No distrito de Viseu, o preço mediano de uma casa T2 está nos 158 mil euros, com uma variação entre o segundo trimestre de 2023 e o mesmo período de 2019 de 52 por cento. A prestação está em 608 euros e com a subida de juros, quem quer comprar casa tem de ter um salário médio na ordem dos 1700 euros por mês, para que a prestação da casa não supere 30% do seu salário.
Entre as cidades em que o salário necessário para pagar a prestação da casa – com taxa de esforço de 30% – mais subiu em quatro anos está Ponta Delgada (+175%), Viana do Castelo (+173%), Faro (+153%) e Leiria (+141%), mostram os dados.

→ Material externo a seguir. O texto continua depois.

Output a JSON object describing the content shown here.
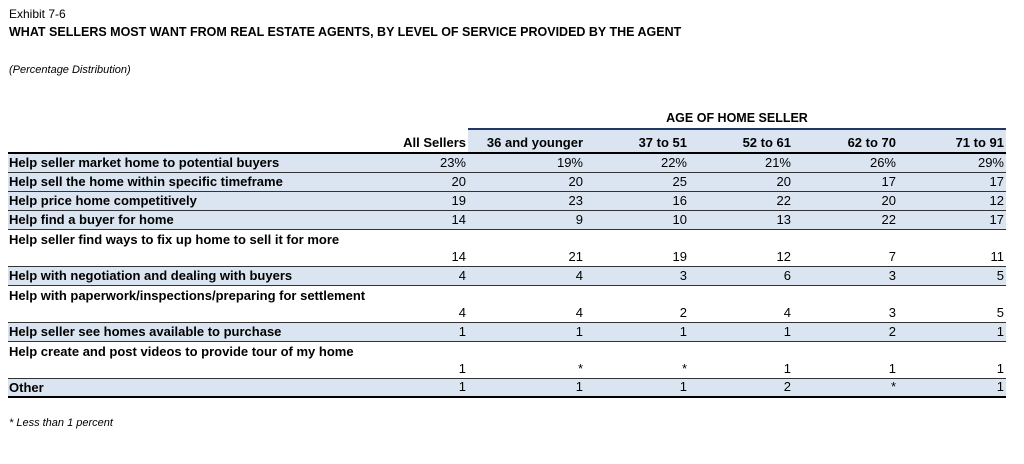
{
  "exhibit": "Exhibit 7-6",
  "title": "WHAT SELLERS MOST WANT FROM REAL ESTATE AGENTS, BY LEVEL OF SERVICE PROVIDED BY THE AGENT",
  "subtitle": "(Percentage Distribution)",
  "table": {
    "group_header": "AGE OF HOME SELLER",
    "columns": [
      "All Sellers",
      "36 and younger",
      "37 to 51",
      "52 to 61",
      "62 to 70",
      "71 to 91"
    ],
    "rows": [
      {
        "label": "Help seller market home to potential buyers",
        "values": [
          "23%",
          "19%",
          "22%",
          "21%",
          "26%",
          "29%"
        ]
      },
      {
        "label": "Help sell the home within specific timeframe",
        "values": [
          "20",
          "20",
          "25",
          "20",
          "17",
          "17"
        ]
      },
      {
        "label": "Help price home competitively",
        "values": [
          "19",
          "23",
          "16",
          "22",
          "20",
          "12"
        ]
      },
      {
        "label": "Help find a buyer for home",
        "values": [
          "14",
          "9",
          "10",
          "13",
          "22",
          "17"
        ]
      },
      {
        "label": "Help seller find ways to fix up home to sell it for more",
        "values": [
          "14",
          "21",
          "19",
          "12",
          "7",
          "11"
        ]
      },
      {
        "label": "Help with negotiation and dealing with buyers",
        "values": [
          "4",
          "4",
          "3",
          "6",
          "3",
          "5"
        ]
      },
      {
        "label": "Help with paperwork/inspections/preparing for settlement",
        "values": [
          "4",
          "4",
          "2",
          "4",
          "3",
          "5"
        ]
      },
      {
        "label": "Help seller see homes available to purchase",
        "values": [
          "1",
          "1",
          "1",
          "1",
          "2",
          "1"
        ]
      },
      {
        "label": "Help create and post videos to provide tour of my home",
        "values": [
          "1",
          "*",
          "*",
          "1",
          "1",
          "1"
        ]
      },
      {
        "label": "Other",
        "values": [
          "1",
          "1",
          "1",
          "2",
          "*",
          "1"
        ]
      }
    ]
  },
  "footnote": "* Less than 1 percent"
}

O mercado de habitação muito mudou nos últimos quatro anos em Portugal e os preços das casas à venda continuaram a subir mesmo durante a pandemia da Covid-19.
Os dados mostram que nos últimos três anos, no concelho de Viseu, o aumento ficou nos 7,98 por cento, que “vai mais ou menos em linha com a inflação”, observou Fernando Ruas, presidente da Câmara.
Para o autarca, apesar do aumento, o concelho está longe dos níveis de outros municípios análogos.
“Aqui subiu, mas nada ao nível do que se vê em outros concelhos, por exemplo, das áreas metropolitanas ou do litoral. Se comparar os últimos três anos, Viseu não está nos 103 concelhos onde mais subiram os preços das casa”, sublinhou.
Os preços das casas à venda em Portugal subiram no segundo trimestre deste ano face ao trimestre anterior.